Friday of the Fifteenth Week in Course 2025
Have you ever wondered just why it was that the Pharisees, who seemed to be everywhere Jesus went, were such prigs? These days we might even call the “Karens,” although I’ve known real Karens and they weren’t so judgmental as the Pharisees. I think the first reading from Exodus might give us a way to answer the question.

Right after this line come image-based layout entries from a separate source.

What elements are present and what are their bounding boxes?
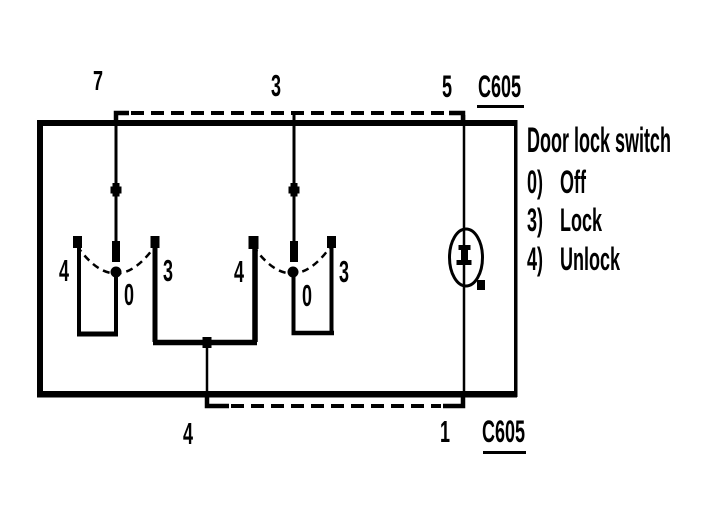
SW2 U bottom wire: [292, 331, 335, 336]
svg-text:3): 3): [527, 201, 543, 238]
svg-text:4: 4: [183, 417, 193, 451]
SW2 contact 4 dot: [249, 236, 259, 249]
wire junction to pin 4: [206, 346, 209, 407]
wire pin 5: [463, 115, 466, 396]
door lock switch outline box: [37, 120, 518, 398]
switch SW2 pivot dot: [288, 267, 299, 278]
wire pin 7: [115, 115, 118, 243]
SW2 contact 3 leg: [330, 246, 334, 335]
svg-text:3: 3: [271, 69, 281, 103]
SW1 contact 4 dot: [73, 236, 82, 248]
SW1 contact 3 leg: [153, 246, 158, 342]
svg-text:1: 1: [440, 415, 450, 449]
lamp L1 bulb outline: [450, 229, 483, 286]
svg-text:0: 0: [302, 279, 312, 313]
SW2 contact 4 leg: [252, 246, 258, 342]
SW2 contact 3 dot: [327, 236, 336, 248]
svg-text:Off: Off: [560, 163, 586, 200]
svg-text:4): 4): [527, 240, 543, 277]
svg-text:C605: C605: [478, 70, 521, 104]
SW1 centre leg wire: [114, 272, 118, 336]
svg-text:4: 4: [59, 254, 69, 288]
connector C605 bottom dashed line: [207, 394, 463, 406]
junction dot on wire 3: [289, 183, 300, 197]
svg-text:3: 3: [163, 254, 173, 288]
switch SW1 pivot dot: [111, 267, 122, 278]
switch SW1 actuator arrow: [112, 241, 120, 262]
underline C605 bottom: [483, 451, 526, 454]
SW1 contact 3 dot: [151, 236, 160, 248]
svg-text:5: 5: [442, 70, 452, 104]
underline C605 top: [477, 105, 524, 108]
svg-text:3: 3: [339, 255, 349, 289]
svg-text:4: 4: [234, 255, 244, 289]
junction dot on wire 7: [111, 183, 122, 197]
svg-text:C605: C605: [482, 415, 525, 449]
svg-text:Door lock switch: Door lock switch: [527, 121, 671, 160]
switch SW2 actuator arrow: [290, 241, 298, 262]
connector C605 top dashed line: [116, 113, 463, 126]
SW2 wire contact4 to junction: [205, 340, 257, 346]
SW1 wire contact3 to junction: [153, 340, 209, 346]
svg-text:Lock: Lock: [560, 201, 602, 238]
switch SW2 dashed arc: [253, 246, 331, 274]
svg-text:0: 0: [124, 278, 134, 312]
svg-text:7: 7: [93, 65, 103, 96]
svg-text:0): 0): [527, 163, 543, 200]
SW1 contact 4 leg: [77, 246, 81, 334]
lamp L1 filament: [457, 245, 472, 265]
switch SW1 dashed arc: [77, 246, 155, 274]
lamp L1 terminal dot: [477, 280, 485, 290]
SW2 centre leg wire: [292, 272, 296, 335]
common junction node: [203, 337, 212, 348]
SW1 U bottom wire: [77, 332, 118, 337]
wire pin 3: [293, 115, 296, 243]
svg-text:Unlock: Unlock: [560, 240, 620, 277]
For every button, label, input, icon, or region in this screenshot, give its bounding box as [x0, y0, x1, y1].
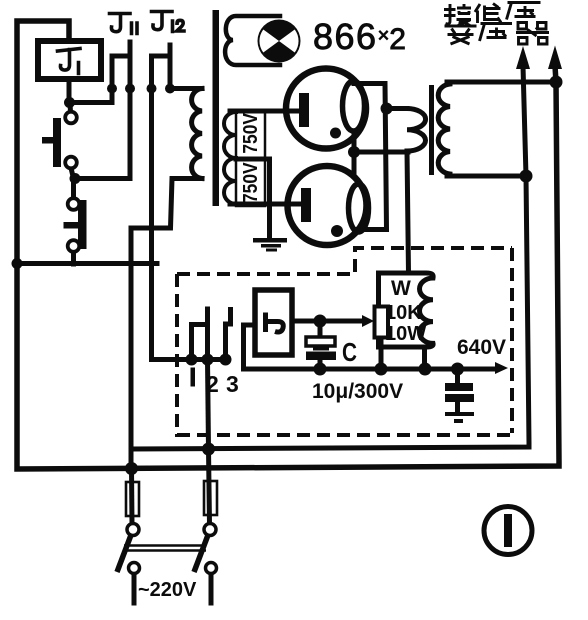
- svg-text:~220V: ~220V: [138, 579, 197, 601]
- svg-text:10μ/300V: 10μ/300V: [312, 380, 403, 403]
- svg-text:866×2: 866×2: [313, 16, 407, 57]
- svg-text:W: W: [391, 277, 411, 300]
- svg-text:640V: 640V: [457, 336, 506, 359]
- svg-text:750V∣750V: 750V∣750V: [240, 112, 262, 203]
- svg-text:C: C: [342, 337, 357, 367]
- svg-text:10K: 10K: [385, 302, 422, 324]
- svg-text:3: 3: [226, 371, 239, 397]
- svg-text:10W: 10W: [385, 323, 426, 345]
- svg-text:2: 2: [206, 371, 219, 397]
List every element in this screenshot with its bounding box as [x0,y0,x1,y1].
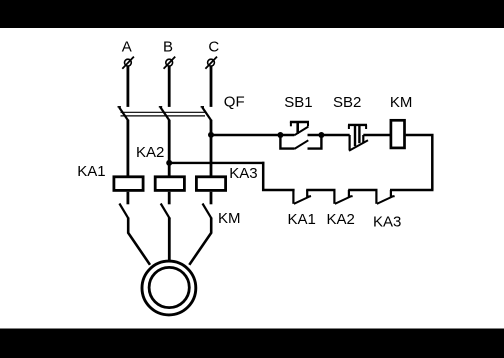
node junction B to control [166,160,172,166]
svg-text:KA1: KA1 [288,211,316,228]
svg-text:B: B [163,39,173,56]
breaker QF linkage bar [121,112,206,116]
terminal A [122,57,134,69]
wire B junction to loop corner [169,162,264,164]
svg-text:SB2: SB2 [333,94,361,111]
wire phase B below heater [168,192,171,205]
contactor KM main contact C [203,204,212,219]
contact KM self-hold branch [280,135,321,149]
svg-text:C: C [208,39,219,56]
coil KM label [390,94,413,111]
contact KA2 NC label [327,211,355,228]
wire loop left side [263,162,294,190]
svg-text:A: A [122,39,132,56]
motor M inner circle [149,267,189,307]
button SB1 moving blade [294,127,308,136]
wire rail KA2 to KA3 [348,189,377,192]
contact KA1 NC label [288,211,316,228]
svg-text:SB1: SB1 [284,94,312,111]
node dot SB1 left [277,132,283,138]
relay KA1 label [77,163,105,180]
relay KA3 label [229,165,257,182]
contact KA3 NC label [373,213,401,230]
relay KA2 label [136,144,164,161]
breaker QF pole C [201,107,212,121]
wire to motor B [168,218,171,262]
wire rail KA1 to KA2 [306,189,335,192]
wire phase A mid [127,120,130,176]
wire rail SB1 to SB2 [308,134,350,136]
svg-text:KM: KM [390,94,413,111]
svg-text:KM: KM [218,210,241,227]
wire phase B upper [168,66,171,107]
breaker QF pole B [159,107,170,121]
svg-text:QF: QF [224,93,245,110]
node B label [163,39,173,56]
svg-text:KA2: KA2 [136,144,164,161]
button SB2 label [333,94,361,111]
breaker QF pole A [118,107,129,121]
contactor KM main contact B [161,204,170,219]
motor M outer circle [142,261,196,315]
wire control top rail left [211,134,294,136]
relay heater KA3 [196,177,225,191]
button SB1 label [284,94,312,111]
wire phase A upper [127,66,130,107]
wire rail coil to right corner [406,135,433,190]
terminal B [164,57,176,69]
svg-text:KA3: KA3 [229,165,257,182]
button SB1 actuator [290,122,309,134]
button SB2 actuator [348,125,367,146]
contact KA3 NC [376,189,394,204]
svg-text:KA3: KA3 [373,213,401,230]
wire to motor A [128,218,150,265]
terminal C [205,57,217,69]
contact KA2 NC [334,189,352,204]
contactor KM main contact A [119,204,128,219]
button SB2 contact [349,135,368,151]
node dot SB1 right [318,132,324,138]
node C label [208,39,219,56]
wire phase A below heater [127,192,130,205]
wire phase B mid [168,120,171,176]
relay heater KA2 [155,177,184,191]
contact KA1 NC [293,189,311,204]
svg-text:KA1: KA1 [77,163,105,180]
wire phase C below heater [210,192,213,205]
wire rail KA3 to right corner [390,189,434,192]
relay heater KA1 [114,177,143,191]
wire rail SB2 to coil [363,134,390,136]
contactor KM label [218,210,241,227]
node junction C to control [208,132,214,138]
coil KM [391,120,405,148]
node A label [122,39,132,56]
wire phase C mid [210,120,213,176]
breaker QF label [224,93,245,110]
wire to motor C [189,218,211,265]
wire phase C upper [210,66,213,107]
svg-text:KA2: KA2 [327,211,355,228]
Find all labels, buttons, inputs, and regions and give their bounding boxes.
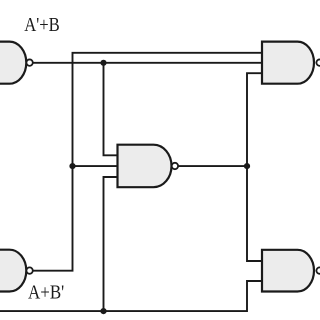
wire: left bus branch to NAND3 middle input (73, 165, 118, 167)
bubble of U5 (clipped at right edge) (316, 267, 320, 273)
svg-text:A+B': A+B' (28, 281, 64, 303)
wire: G4 top input from left vertical bus, down to NOR2 output (33, 53, 262, 271)
gate U4 (top-right NAND, 3-input) (262, 42, 314, 84)
junction node on NAND3 output net (244, 163, 250, 169)
bubble of U4 (clipped at right edge) (316, 59, 320, 65)
wire: NAND3 bottom input from bottom bus (104, 177, 118, 311)
svg-text:A'+B: A'+B (24, 14, 60, 36)
wire: node Y1 branch down to NAND3 top input (104, 63, 118, 156)
wire: NAND3 output net (178, 165, 247, 167)
gate U5 (bottom-right NAND, 2-input) (262, 250, 314, 292)
junction node at Y1 / NAND3 top input branch (100, 60, 106, 66)
wire: NAND3 output branch to G4 bottom input and G5 top input (247, 73, 262, 261)
gate U1 (top-left NAND, clipped at left edge) (0, 42, 26, 84)
bubble of U1 (26, 59, 32, 65)
gate U2 (bottom-left NAND, clipped at left edge) (0, 250, 26, 292)
wire: NOR1 output to G4 middle input (net Y1) (33, 62, 262, 64)
bubble of U3 (172, 163, 178, 169)
gate U3 (middle NAND) (118, 145, 172, 188)
junction node on left bus at NAND3 middle input (69, 163, 75, 169)
junction node on bottom bus (100, 308, 106, 314)
wire: bottom bus to G5 bottom input (0, 281, 262, 311)
bubble of U2 (26, 267, 32, 273)
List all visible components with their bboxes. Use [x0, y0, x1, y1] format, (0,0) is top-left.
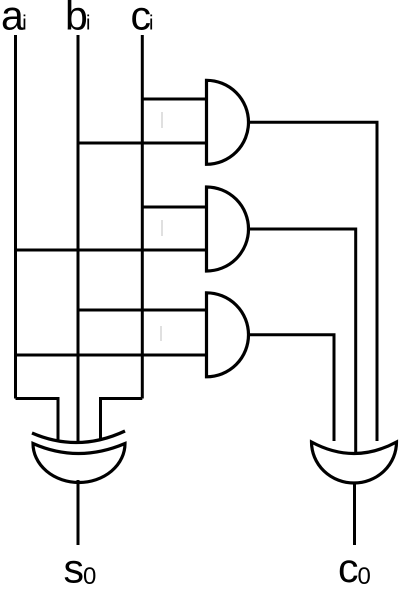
- svg-text:0: 0: [358, 563, 371, 590]
- OR gate body: [312, 442, 397, 483]
- XOR gate body: [33, 444, 125, 483]
- wire c_i to AND U1 top input: [142, 98, 208, 101]
- svg-text:0: 0: [83, 563, 96, 590]
- stray faint mark near AND U3 inputs: [160, 326, 162, 341]
- svg-text:b: b: [65, 0, 88, 39]
- input label a_i: [1, 0, 27, 39]
- wire b_i to AND U3 top input: [78, 309, 208, 312]
- wire a_i funnel to XOR left input: [16, 399, 59, 442]
- output label s_0: [64, 546, 97, 590]
- svg-text:a: a: [1, 0, 24, 39]
- wire AND U3 output to OR left input: [249, 335, 335, 441]
- svg-text:i: i: [149, 13, 153, 35]
- svg-text:s: s: [64, 546, 85, 590]
- AND gate U2: [207, 187, 249, 271]
- wire c_i to AND U2 top input: [142, 206, 208, 209]
- AND gate U3: [207, 293, 249, 377]
- svg-text:c: c: [338, 545, 359, 590]
- svg-text:i: i: [86, 13, 90, 35]
- wire c_i vertical: [141, 35, 144, 399]
- wire a_i to AND U3 bottom input: [16, 354, 209, 357]
- wire AND U2 output to OR middle input: [249, 229, 356, 452]
- svg-text:c: c: [131, 0, 152, 39]
- svg-text:i: i: [22, 13, 26, 35]
- wire XOR output s_0: [77, 480, 80, 545]
- input label b_i: [65, 0, 90, 39]
- wire a_i to AND U2 bottom input: [16, 249, 209, 252]
- wire AND U1 output to OR right input: [249, 122, 378, 441]
- XOR gate input curve: [32, 431, 125, 443]
- AND gate U1: [207, 80, 249, 164]
- wire b_i to AND U1 bottom input: [78, 142, 208, 145]
- input label c_i: [131, 0, 154, 39]
- wire b_i vertical: [77, 35, 80, 443]
- output label c_0: [338, 545, 371, 590]
- wire OR output c_0: [353, 482, 356, 545]
- wire a_i vertical: [14, 35, 17, 399]
- wire c_i funnel to XOR right input: [101, 399, 143, 442]
- stray faint mark near AND U1 inputs: [161, 112, 163, 128]
- stray faint mark near AND U2 inputs: [161, 220, 163, 236]
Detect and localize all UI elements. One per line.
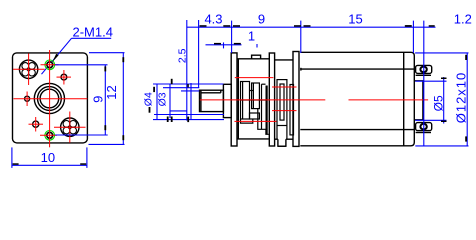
svg-text:Ø5: Ø5 — [432, 95, 446, 111]
svg-text:9: 9 — [258, 12, 265, 27]
svg-text:1.2: 1.2 — [454, 12, 472, 27]
svg-text:15: 15 — [348, 12, 362, 27]
svg-text:12: 12 — [104, 85, 119, 99]
svg-text:2-M1.4: 2-M1.4 — [73, 25, 113, 40]
svg-text:1: 1 — [248, 28, 255, 43]
svg-text:Ø12x10: Ø12x10 — [454, 72, 469, 124]
svg-text:4.3: 4.3 — [204, 12, 222, 27]
svg-text:Ø3: Ø3 — [157, 92, 169, 106]
svg-text:Ø4: Ø4 — [142, 92, 154, 106]
svg-text:2.5: 2.5 — [176, 48, 188, 63]
svg-text:10: 10 — [41, 150, 55, 165]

The people of Israel had two or three thousand years of history with their God, who is called “The Lord” instead of the mysterious YHWH, a term only invoked by the High Priest on Yom Kippur. Exodus tells us of the stressful and bloody beginnings of the relationship, with the many plagues visited on Egypt leading up to the night we just read about. The Lamb of Passover is killed and broiled and shared, and its blood is sprinkled on the lintels of the doors of the Hebrew’s shacks. Every ritual is carefully choreographed. Over the next couple of thousand years the Hebrews, now enlightened by Torah, fell in and out of the good graces of God, mostly out by worshipping the false gods of Canaan. They even had to endure a couple of exiles, and lots of them died.
What was left in the first century—the century of Jesus—is a people in servitude to Rome, with leadership split between Pharisee and Sadducee, Zealot-revolutionary and Essene, and the ordinary Jew, paying too high a tax rate and scraping by to feed his family. But all of them were survivors, in the strict sense, each party with its own quirks. The Pharisees stood behind the Law and watched for any upstart trying to bring disobedience on their heads. And that’s what they saw in Jesus and his disciples, which today looked like Sabbath-breaking locusts eating their way through fields they didn’t own and hadn’t tended.
Our psalm today is a Passover thanksgiving hymn, one probably sung by Jesus and His followers at each annual Seder gathering. It recalls the witness and death of so many of their ancestors at the hands of the various conquerors of the nation but calls those deaths “precious” to the Lord, in Whom the Pharisees trusted for resurrection from death.
The discussion between the accusing Pharisees and the innocent followers of Christ was a kind of crisis of early discipleship. Jesus was looking forward to the years after His own time on earth when His apostles would go to the ends of the earth, spreading His gospel of faith, hope and charity. His missionaries would go out and take “no staff, no bag, no bread, no money, no extra shirt.” They would sometimes be walking between towns on the Sabbath, and might find themselves in a similar situation, needing to eat but having no way to pay at a drive-through inn. Jesus responded to the Pharisaical complaint with a couple of examples of important Hebrews violating the letter of the law as expanded from the Ten Commandments. But those historical Hebrews were innocent because of their need on mission. And, besides that, someone greater than Moses, the very Lawgiver Himself, was leading the way, and the griping Pharisees because of their inability to hear His Word, were only missing out on the greatest Sabbath of them all.